Als Craxi fiel, war Ferrara bereits wieder woanders gelandet: bei Berlusconi persönlich. Der machte ihn zum Minister für die Beziehungen zum Parlament und wenig später auch noch zum Sprecher des Ministerrates. Wonach kein anderer Ressortchef mehr den Mund aufmachen durfte, ohne daß Ferrara es erlaubte. Eine Reihe Mißerfolge geht zweifellos auf sein Konto: das Dekret zur Entlassung Korrupter aus dem Gefängnis ebenso wie der Frontalzusammenstoß mit den Gewerkschaften, der Berlusconi schließlich sein Amt kostete.

Doch der Medienherrscher kann nicht mehr von seinem Wadenbeißer lassen. Nahezu alle Entscheidungen – ob Berlusconis Forza Italia für oder gegen das Haushaltsgesetz stimmt, ob man das neue Fernsehgesetz annimmt oder nicht, ob man die Rentenregelung akzeptieren kann oder nicht – dekretiert Ferrara, als sei er Herr im Haus. Und oftmals haben die Mitarbeiter Berlusconis den Eindruck, ihr Chef kusche vor dem aufbrausenden Ferrara.

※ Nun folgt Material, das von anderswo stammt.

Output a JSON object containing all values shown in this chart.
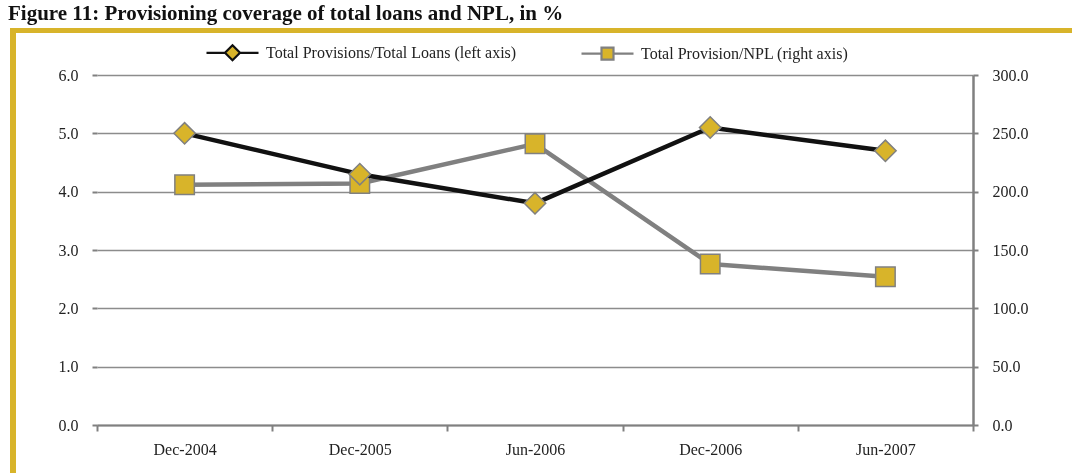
{
  "chart_data": {
    "type": "line",
    "title": "Figure 11: Provisioning coverage of total loans and NPL, in %",
    "categories": [
      "Dec-2004",
      "Dec-2005",
      "Jun-2006",
      "Dec-2006",
      "Jun-2007"
    ],
    "series": [
      {
        "name": "Total Provisions/Total Loans (left axis)",
        "color": "#111111",
        "marker": "diamond",
        "values": [
          5.0,
          4.3,
          3.8,
          5.1,
          4.7
        ]
      },
      {
        "name": "Total Provision/NPL (right axis)",
        "color": "#808080",
        "marker": "square",
        "axis": "y2",
        "values": [
          206,
          207,
          241,
          138,
          127
        ]
      }
    ],
    "ylim": [
      0,
      6
    ],
    "yticks": [
      {
        "value": 0,
        "label": "0.0"
      },
      {
        "value": 1,
        "label": "1.0"
      },
      {
        "value": 2,
        "label": "2.0"
      },
      {
        "value": 3,
        "label": "3.0"
      },
      {
        "value": 4,
        "label": "4.0"
      },
      {
        "value": 5,
        "label": "5.0"
      },
      {
        "value": 6,
        "label": "6.0"
      }
    ],
    "y2lim": [
      0,
      300
    ],
    "y2ticks": [
      {
        "value": 0,
        "label": "0.0"
      },
      {
        "value": 50,
        "label": "50.0"
      },
      {
        "value": 100,
        "label": "100.0"
      },
      {
        "value": 150,
        "label": "150.0"
      },
      {
        "value": 200,
        "label": "200.0"
      },
      {
        "value": 250,
        "label": "250.0"
      },
      {
        "value": 300,
        "label": "300.0"
      }
    ],
    "grid": "y",
    "legend": "top"
  }
}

Dabei ist er in letzter Zeit auffallend selten im Fernsehen zu sehen. Umso mehr reist er, und mancher setzt bereits das Gerücht in Umlauf, der Dicke mit der unvermeidlichen Zigarre im Mund sei ab und an auch nach Tunesien gejettet, wohin sein Ex-Chef Craxi vor den Strafverfolgern ausgebüchst ist und mit seinen Hunderten auf die Seite gebrachter Dollarmillionen weiter Intrigen gegen sein Land spinnt. Giuliano Ferrara scheint inzwischen fast mächtiger als der Fernseh-Tycoon aus Mailand. Doch viele Italiener fragen sich, ob der Mächtige hinter Berlusconi nicht einem noch Mächtigeren Rechenschaft schuldet.